1. ## finding eigenvectors

For the given matrix

2 0 -2
0 -1 0
-2 0 -1

I want to find eigenvectors with a length of 1.

So the eigenvalues are -1,-2,3

solving for each one i got x=0, z=0 for -1
x,y,z = 0 for -2
and x = -2z, y=0 for 3

so i guess the only eigenvector with length 1 would be the when the norm of the last solution equals to 1?

2. ## Re: finding eigenvectors

Originally Posted by Kuma
For the given matrix

2 0 -2
0 -1 0
-2 0 -1

I want to find eigenvectors with a length of 1.

So the eigenvalues are -1,-2,3

solving for each one i got x=0, z=0 for -1
x,y,z = 0 for -2
and x = -2z, y=0 for 3

so i guess the only eigenvector with length 1 would be the when the norm of the last solution equals to 1?
Whatever eigenvector has a norm of 1. There is only 1 the other two of a norm of $\sqrt{5}$

3. ## Re: finding eigenvectors

if v is an eigenvector, so is av, for any non-zero a.

so if a given eigenvector doesn't have norm (length) 1, just consider v/|v|. since v is an eigenvector, v is non-zero, so |v| is non-zero.

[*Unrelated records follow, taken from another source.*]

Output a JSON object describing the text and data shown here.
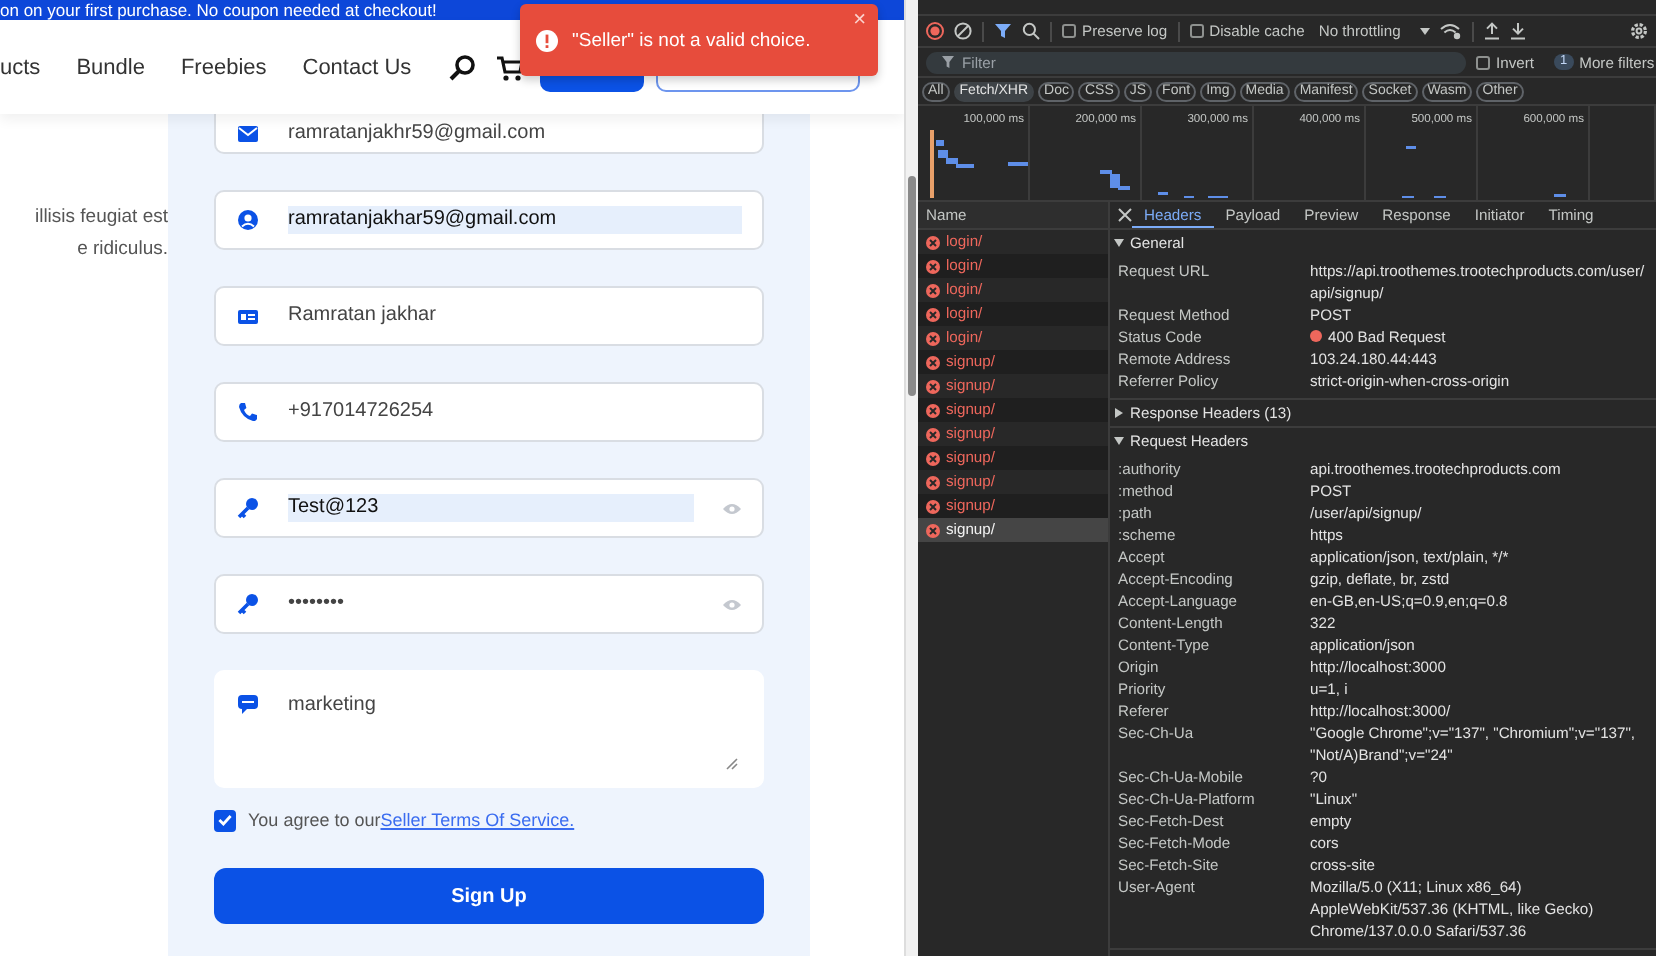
{
  "page": {
    "banner": "on on your first purchase. No coupon needed at checkout!",
    "nav": [
      "ucts",
      "Bundle",
      "Freebies",
      "Contact Us"
    ],
    "toast": {
      "message": "\"Seller\" is not a valid choice.",
      "close": "×"
    },
    "intro_lines": [
      "illisis feugiat est",
      "e ridiculus."
    ],
    "fields": [
      {
        "kind": "email",
        "value": "ramratanjakhr59@gmail.com",
        "text_selected": false
      },
      {
        "kind": "user",
        "value": "ramratanjakhar59@gmail.com",
        "text_selected": true
      },
      {
        "kind": "name",
        "value": "Ramratan jakhar",
        "text_selected": false
      },
      {
        "kind": "phone",
        "value": "+917014726254",
        "text_selected": false
      },
      {
        "kind": "password",
        "value": "Test@123",
        "text_selected": true
      },
      {
        "kind": "password",
        "value": "••••••••",
        "text_selected": false
      },
      {
        "kind": "textarea",
        "value": "marketing",
        "text_selected": false
      }
    ],
    "terms": {
      "checked": true,
      "text": "You agree to our",
      "link": "Seller Terms Of Service."
    },
    "submit": "Sign Up"
  },
  "devtools": {
    "toolbar": {
      "preserve_log": false,
      "preserve_log_label": "Preserve log",
      "disable_cache": false,
      "disable_cache_label": "Disable cache",
      "throttling": "No throttling"
    },
    "filter": {
      "placeholder": "Filter",
      "invert": false,
      "invert_label": "Invert",
      "more_filters_count": "1",
      "more_filters": "More filters"
    },
    "types": [
      {
        "label": "All",
        "selected": false
      },
      {
        "label": "Fetch/XHR",
        "selected": true
      },
      {
        "label": "Doc",
        "selected": false
      },
      {
        "label": "CSS",
        "selected": false
      },
      {
        "label": "JS",
        "selected": false
      },
      {
        "label": "Font",
        "selected": false
      },
      {
        "label": "Img",
        "selected": false
      },
      {
        "label": "Media",
        "selected": false
      },
      {
        "label": "Manifest",
        "selected": false
      },
      {
        "label": "Socket",
        "selected": false
      },
      {
        "label": "Wasm",
        "selected": false
      },
      {
        "label": "Other",
        "selected": false
      }
    ],
    "timeline_ticks": [
      "100,000 ms",
      "200,000 ms",
      "300,000 ms",
      "400,000 ms",
      "500,000 ms",
      "600,000 ms"
    ],
    "requests": {
      "header": "Name",
      "rows": [
        {
          "name": "login/",
          "selected": false
        },
        {
          "name": "login/",
          "selected": false
        },
        {
          "name": "login/",
          "selected": false
        },
        {
          "name": "login/",
          "selected": false
        },
        {
          "name": "login/",
          "selected": false
        },
        {
          "name": "signup/",
          "selected": false
        },
        {
          "name": "signup/",
          "selected": false
        },
        {
          "name": "signup/",
          "selected": false
        },
        {
          "name": "signup/",
          "selected": false
        },
        {
          "name": "signup/",
          "selected": false
        },
        {
          "name": "signup/",
          "selected": false
        },
        {
          "name": "signup/",
          "selected": false
        },
        {
          "name": "signup/",
          "selected": true
        }
      ]
    },
    "detail_tabs": [
      {
        "label": "Headers",
        "selected": true
      },
      {
        "label": "Payload",
        "selected": false
      },
      {
        "label": "Preview",
        "selected": false
      },
      {
        "label": "Response",
        "selected": false
      },
      {
        "label": "Initiator",
        "selected": false
      },
      {
        "label": "Timing",
        "selected": false
      }
    ],
    "sections": [
      {
        "title": "General",
        "expanded": true,
        "rows": [
          {
            "kind": "text",
            "key": "Request URL",
            "value": "https://api.troothemes.trootechproducts.com/user/api/signup/"
          },
          {
            "kind": "text",
            "key": "Request Method",
            "value": "POST"
          },
          {
            "kind": "status",
            "key": "Status Code",
            "value": "400 Bad Request"
          },
          {
            "kind": "text",
            "key": "Remote Address",
            "value": "103.24.180.44:443"
          },
          {
            "kind": "text",
            "key": "Referrer Policy",
            "value": "strict-origin-when-cross-origin"
          }
        ]
      },
      {
        "title": "Response Headers (13)",
        "expanded": false
      },
      {
        "title": "Request Headers",
        "expanded": true,
        "rows": [
          {
            "kind": "text",
            "key": ":authority",
            "value": "api.troothemes.trootechproducts.com"
          },
          {
            "kind": "text",
            "key": ":method",
            "value": "POST"
          },
          {
            "kind": "text",
            "key": ":path",
            "value": "/user/api/signup/"
          },
          {
            "kind": "text",
            "key": ":scheme",
            "value": "https"
          },
          {
            "kind": "text",
            "key": "Accept",
            "value": "application/json, text/plain, */*"
          },
          {
            "kind": "text",
            "key": "Accept-Encoding",
            "value": "gzip, deflate, br, zstd"
          },
          {
            "kind": "text",
            "key": "Accept-Language",
            "value": "en-GB,en-US;q=0.9,en;q=0.8"
          },
          {
            "kind": "text",
            "key": "Content-Length",
            "value": "322"
          },
          {
            "kind": "text",
            "key": "Content-Type",
            "value": "application/json"
          },
          {
            "kind": "text",
            "key": "Origin",
            "value": "http://localhost:3000"
          },
          {
            "kind": "text",
            "key": "Priority",
            "value": "u=1, i"
          },
          {
            "kind": "text",
            "key": "Referer",
            "value": "http://localhost:3000/"
          },
          {
            "kind": "text",
            "key": "Sec-Ch-Ua",
            "value": "\"Google Chrome\";v=\"137\", \"Chromium\";v=\"137\", \"Not/A)Brand\";v=\"24\""
          },
          {
            "kind": "text",
            "key": "Sec-Ch-Ua-Mobile",
            "value": "?0"
          },
          {
            "kind": "text",
            "key": "Sec-Ch-Ua-Platform",
            "value": "\"Linux\""
          },
          {
            "kind": "text",
            "key": "Sec-Fetch-Dest",
            "value": "empty"
          },
          {
            "kind": "text",
            "key": "Sec-Fetch-Mode",
            "value": "cors"
          },
          {
            "kind": "text",
            "key": "Sec-Fetch-Site",
            "value": "cross-site"
          },
          {
            "kind": "text",
            "key": "User-Agent",
            "value": "Mozilla/5.0 (X11; Linux x86_64) AppleWebKit/537.36 (KHTML, like Gecko) Chrome/137.0.0.0 Safari/537.36"
          }
        ]
      }
    ]
  }
}
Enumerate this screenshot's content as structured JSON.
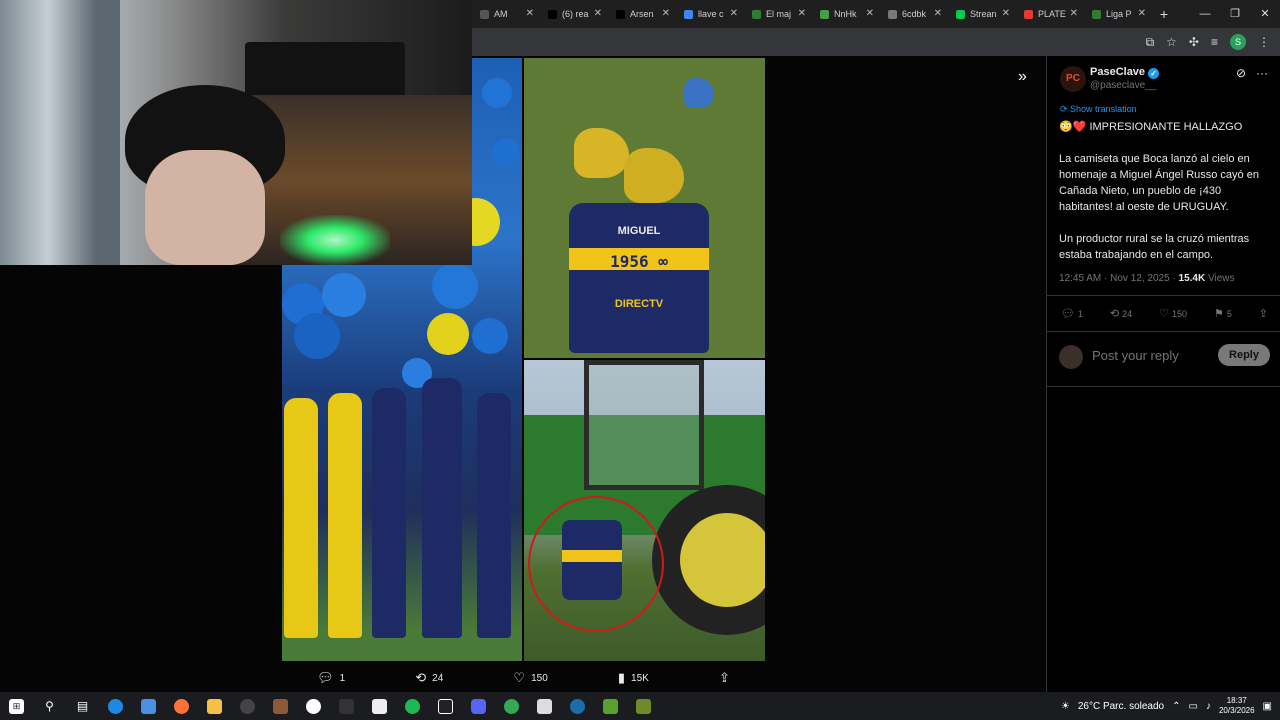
{
  "browser": {
    "tabs": [
      {
        "label": "AM",
        "color": "#555"
      },
      {
        "label": "(6) rea",
        "color": "#000"
      },
      {
        "label": "Arsen",
        "color": "#000"
      },
      {
        "label": "llave c",
        "color": "#4285f4"
      },
      {
        "label": "El maj",
        "color": "#2e7d32"
      },
      {
        "label": "NnHk",
        "color": "#43a047"
      },
      {
        "label": "6cdbk",
        "color": "#777"
      },
      {
        "label": "Strean",
        "color": "#00c853"
      },
      {
        "label": "PLATE",
        "color": "#e53935"
      },
      {
        "label": "Liga P",
        "color": "#2e7d32"
      }
    ],
    "new_tab": "+",
    "window_controls": {
      "minimize": "—",
      "restore": "❐",
      "close": "✕"
    },
    "profile_letter": "S"
  },
  "media_bar": {
    "replies": "1",
    "reposts": "24",
    "likes": "150",
    "views": "15K"
  },
  "tweet": {
    "author": "PaseClave",
    "handle": "@paseclave__",
    "avatar_text": "PC",
    "translate_label": "Show translation",
    "headline": "😳❤️ IMPRESIONANTE HALLAZGO",
    "paragraph1": "La camiseta que Boca lanzó al cielo en homenaje a Miguel Ángel Russo cayó en Cañada Nieto, un pueblo de ¡430 habitantes! al oeste de URUGUAY.",
    "paragraph2": "Un productor rural se la cruzó mientras estaba trabajando en el campo.",
    "time": "12:45 AM · Nov 12, 2025 · ",
    "views_count": "15.4K",
    "views_label": " Views",
    "stats": {
      "replies": "1",
      "reposts": "24",
      "likes": "150",
      "bookmarks": "5"
    },
    "reply_placeholder": "Post your reply",
    "reply_button": "Reply"
  },
  "shirt": {
    "name": "MIGUEL",
    "number": "1956 ∞",
    "sponsor": "DIRECTV"
  },
  "taskbar": {
    "weather": "26°C  Parc. soleado",
    "time": "18:37",
    "date": "20/3/2026"
  }
}
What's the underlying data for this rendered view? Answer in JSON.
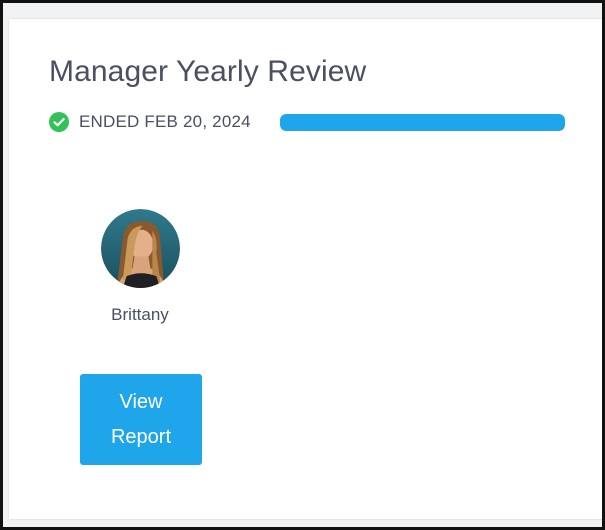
{
  "review": {
    "title": "Manager Yearly Review",
    "status_text": "ENDED FEB 20, 2024",
    "status_icon": "check-circle-icon",
    "progress_fraction": 1.0
  },
  "participant": {
    "name": "Brittany",
    "avatar_icon": "avatar-photo"
  },
  "actions": {
    "view_report_label": "View Report"
  },
  "colors": {
    "accent": "#1ea5ea",
    "success": "#33c15a",
    "text": "#4a4f63"
  }
}
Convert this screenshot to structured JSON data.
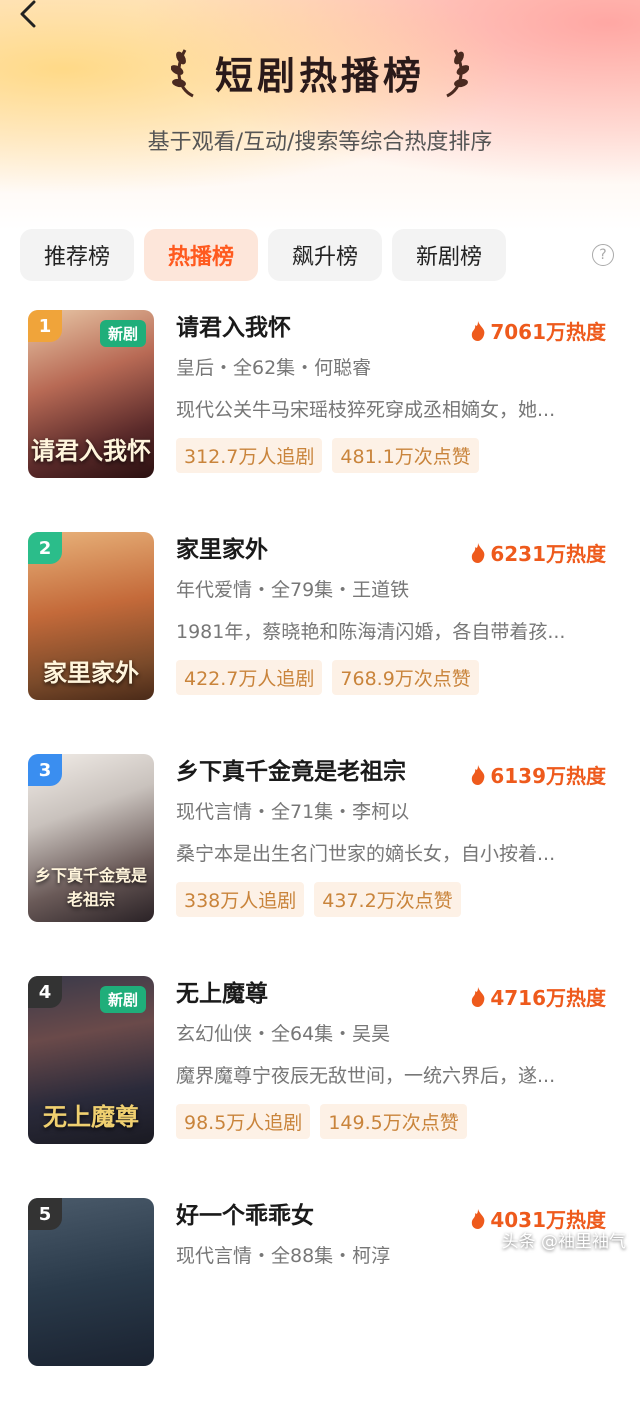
{
  "header": {
    "title": "短剧热播榜",
    "subtitle": "基于观看/互动/搜索等综合热度排序"
  },
  "tabs": [
    {
      "label": "推荐榜",
      "active": false
    },
    {
      "label": "热播榜",
      "active": true
    },
    {
      "label": "飙升榜",
      "active": false
    },
    {
      "label": "新剧榜",
      "active": false
    }
  ],
  "items": [
    {
      "rank": "1",
      "rank_color": "#f0a43a",
      "badge": "新剧",
      "poster_text": "请君入我怀",
      "name": "请君入我怀",
      "heat": "7061万热度",
      "meta": "皇后・全62集・何聪睿",
      "desc": "现代公关牛马宋瑶枝猝死穿成丞相嫡女，她...",
      "followers": "312.7万人追剧",
      "likes": "481.1万次点赞"
    },
    {
      "rank": "2",
      "rank_color": "#2bbd8a",
      "badge": "",
      "poster_text": "家里家外",
      "name": "家里家外",
      "heat": "6231万热度",
      "meta": "年代爱情・全79集・王道铁",
      "desc": "1981年，蔡晓艳和陈海清闪婚，各自带着孩...",
      "followers": "422.7万人追剧",
      "likes": "768.9万次点赞"
    },
    {
      "rank": "3",
      "rank_color": "#3a8ef0",
      "badge": "",
      "poster_text": "乡下真千金竟是老祖宗",
      "name": "乡下真千金竟是老祖宗",
      "heat": "6139万热度",
      "meta": "现代言情・全71集・李柯以",
      "desc": "桑宁本是出生名门世家的嫡长女，自小按着...",
      "followers": "338万人追剧",
      "likes": "437.2万次点赞"
    },
    {
      "rank": "4",
      "rank_color": "#333333",
      "badge": "新剧",
      "poster_text": "无上魔尊",
      "name": "无上魔尊",
      "heat": "4716万热度",
      "meta": "玄幻仙侠・全64集・吴昊",
      "desc": "魔界魔尊宁夜辰无敌世间，一统六界后，遂...",
      "followers": "98.5万人追剧",
      "likes": "149.5万次点赞"
    },
    {
      "rank": "5",
      "rank_color": "#333333",
      "badge": "",
      "poster_text": "",
      "name": "好一个乖乖女",
      "heat": "4031万热度",
      "meta": "现代言情・全88集・柯淳",
      "desc": "",
      "followers": "",
      "likes": ""
    }
  ],
  "watermark": "头条 @袖里袖气",
  "colors": {
    "accent": "#ee5a1c",
    "badge_green": "#1fae7a"
  }
}
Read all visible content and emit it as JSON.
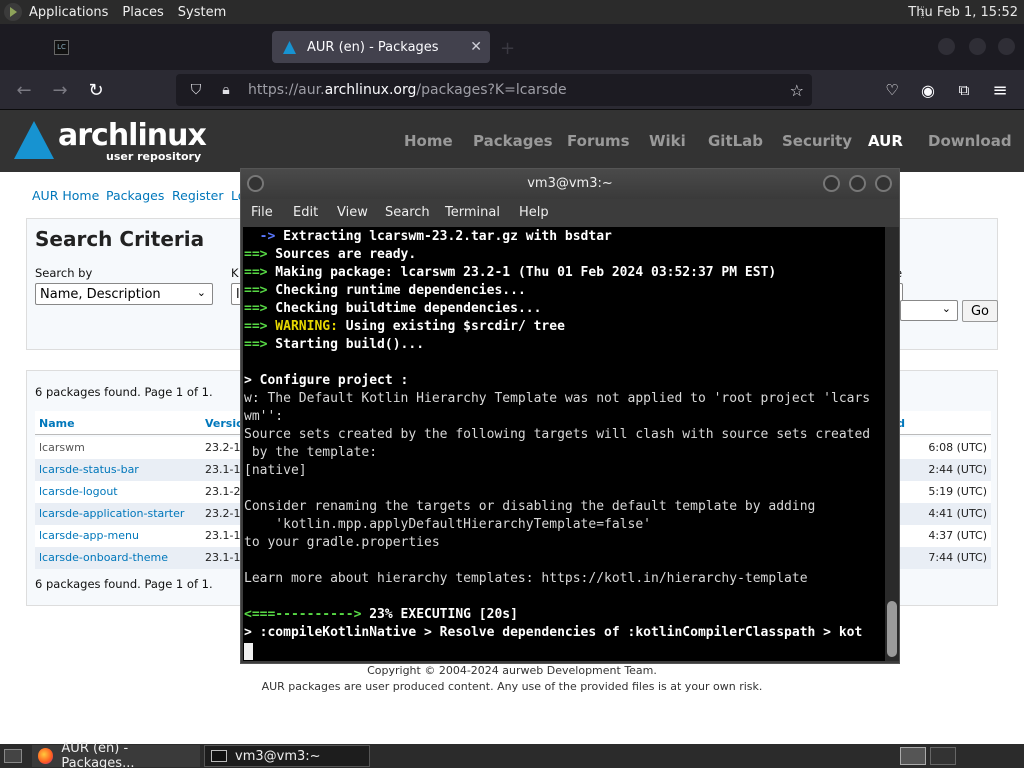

4. ## Re: finding eigenvectors

Originally Posted by Kuma
For the given matrix

2 0 -2
0 -1 0
-2 0 -1

I want to find eigenvectors with a length of 1.

So the eigenvalues are -1,-2,3

solving for each one i got x=0, z=0 for -1
x,y,z = 0 for -2
Nonsense! The definition of "eigenvalue" is that there exist a non-zero vector such that Av= lambda v.

and x = -2z, y=0 for 3

so i guess the only eigenvector with length 1 would be the when the norm of the last solution equals to 1?
You can find a non-zero eigenvector for each eigenvalue. Divide each by its norm to get length 1.